Reagan tampoco parecía muy complacido, pero por distintos motivos.
– Se lo dejaremos bien cerrado antes de irnos -añadió Siobhan-, con la alarma conectada o lo que haga falta.
– Tengo la impresión de que a la compañía de seguros no le haría gracia.
– ¿Es que alguna vez les hace gracia?
El hombre rió y se rascó la cabeza.
– Bueno, puedo quedarme hasta las seis -dijo.
Enseguida comenzaron a aparecer cajas con archivadores.
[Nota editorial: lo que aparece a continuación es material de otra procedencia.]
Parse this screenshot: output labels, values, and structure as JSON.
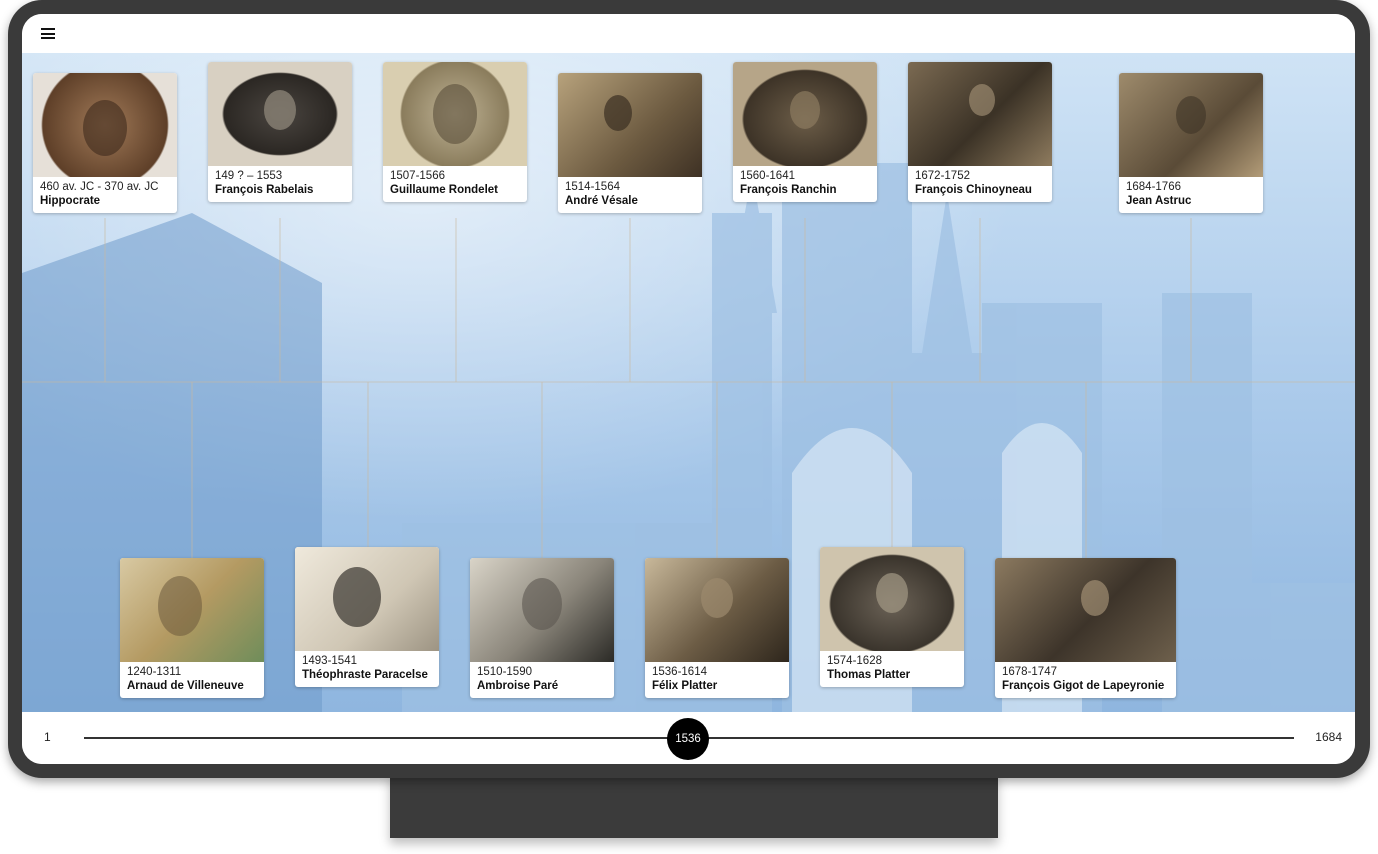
{
  "header": {
    "menu_icon": "hamburger-menu-icon"
  },
  "top_row": [
    {
      "dates": "460 av. JC - 370 av. JC",
      "name": "Hippocrate"
    },
    {
      "dates": "149 ? – 1553",
      "name": "François Rabelais"
    },
    {
      "dates": "1507-1566",
      "name": "Guillaume Rondelet"
    },
    {
      "dates": "1514-1564",
      "name": "André Vésale"
    },
    {
      "dates": "1560-1641",
      "name": "François Ranchin"
    },
    {
      "dates": "1672-1752",
      "name": "François Chinoyneau"
    },
    {
      "dates": "1684-1766",
      "name": "Jean Astruc"
    }
  ],
  "bottom_row": [
    {
      "dates": "1240-1311",
      "name": "Arnaud de Villeneuve"
    },
    {
      "dates": "1493-1541",
      "name": "Théophraste Paracelse"
    },
    {
      "dates": "1510-1590",
      "name": "Ambroise Paré"
    },
    {
      "dates": "1536-1614",
      "name": "Félix Platter"
    },
    {
      "dates": "1574-1628",
      "name": "Thomas Platter"
    },
    {
      "dates": "1678-1747",
      "name": "François Gigot de Lapeyronie"
    }
  ],
  "timeline": {
    "start": "1",
    "end": "1684",
    "current": "1536"
  },
  "colors": {
    "background_tint": "#a9c9ea",
    "thumb": "#000000",
    "bezel": "#3a3a3a"
  }
}
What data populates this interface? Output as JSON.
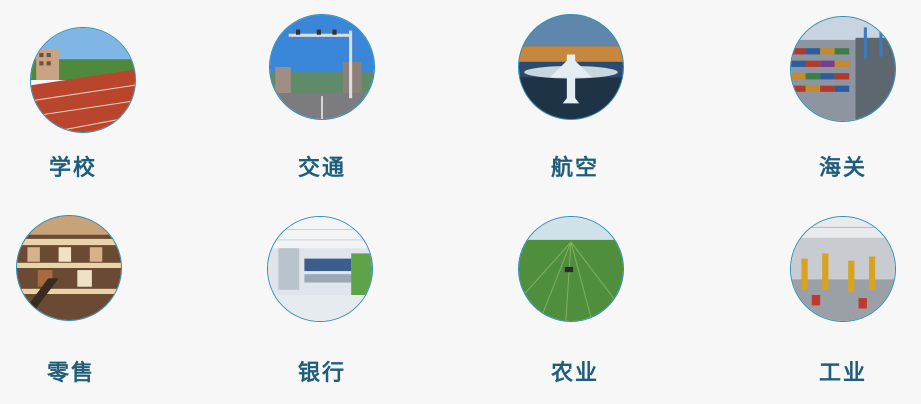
{
  "industries": [
    {
      "label": "学校",
      "icon": "school-running-track-photo"
    },
    {
      "label": "交通",
      "icon": "traffic-road-signal-photo"
    },
    {
      "label": "航空",
      "icon": "airport-terminal-photo"
    },
    {
      "label": "海关",
      "icon": "customs-container-port-photo"
    },
    {
      "label": "零售",
      "icon": "retail-shopping-mall-photo"
    },
    {
      "label": "银行",
      "icon": "bank-office-interior-photo"
    },
    {
      "label": "农业",
      "icon": "agriculture-green-field-photo"
    },
    {
      "label": "工业",
      "icon": "industrial-robot-factory-photo"
    }
  ],
  "colors": {
    "label": "#1f5e7a",
    "ring": "#2a8fb8",
    "background": "#f7f7f8"
  }
}
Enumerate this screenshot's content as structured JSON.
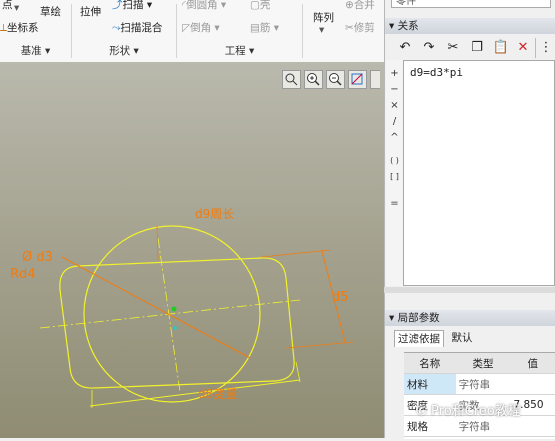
{
  "ribbon": {
    "point": "点",
    "coord_sys": "坐标系",
    "sketch": "草绘",
    "extrude": "拉伸",
    "sweep": "扫描",
    "swept_blend": "扫描混合",
    "round": "倒圆角",
    "chamfer": "倒角",
    "shell": "壳",
    "rib": "筋",
    "pattern": "阵列",
    "merge": "合并",
    "trim": "修剪",
    "group_datum": "基准",
    "group_shapes": "形状",
    "group_engineering": "工程"
  },
  "panel": {
    "top_field": "零件",
    "relations_title": "关系",
    "relation_text": "d9=d3*pi",
    "operators": [
      "+",
      "−",
      "×",
      "/",
      "^",
      "( )",
      "[ ]",
      "="
    ],
    "local_params_title": "局部参数",
    "filter_tabs": [
      "过滤依据",
      "默认"
    ],
    "table_headers": [
      "名称",
      "类型",
      "值"
    ],
    "rows": [
      {
        "name": "材料",
        "type": "字符串",
        "value": ""
      },
      {
        "name": "密度",
        "type": "实数",
        "value": "7.850"
      },
      {
        "name": "规格",
        "type": "字符串",
        "value": ""
      }
    ]
  },
  "sketch": {
    "label_d9": "d9周长",
    "label_d3": "Ø d3",
    "label_rd4": "Rd4",
    "label_d5": "d5",
    "label_d8": "d8变量"
  },
  "watermark": "Pro和Creo教程",
  "colors": {
    "sketch_yellow": "#f2f22a",
    "dim_orange": "#f07c10",
    "highlight_blue": "#cfe8f7"
  }
}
Reagan llevó una carretilla con el plástico doblado para cargarlos y Siobhan la empujó hasta la oficina. Abrió la puerta y vio que Rebus acababa de dejar libre una de las dos mesas y había puesto en un rincón todo lo que tenía encima.
– Me ha dicho Reagan que usemos ésta -dijo-. Ahí hay un váter químico y un fregadero con hervidor -añadió señalando una puerta-. Habrá que hervir el agua antes de beber.
Siobhan advirtió que al lado de Rebus había una taza en una silla.
– Nos arreglaremos todos con una sola taza -dijo.
Vio un enchufe y puso el móvil a recargar mientras llenaba el hervidor y lo enchufaba. Rebus salió de la caseta para ir metiendo los archivadores.
– Está oscureciendo rápido -comentó ella.
– ¿Cómo va la búsqueda? -preguntó Rebus.
– Hay una luz en el garaje y el señor Reagan dice que puede quedarse hasta las seis.
– Pues hasta la seis -dijo él consultando el reloj.
– Una cosa -añadió ella-. Estamos trabajando en el caso Grieve, ¿verdad?
– Podemos poner horas extras, si es eso lo que estás pensando -dijo él mirándola.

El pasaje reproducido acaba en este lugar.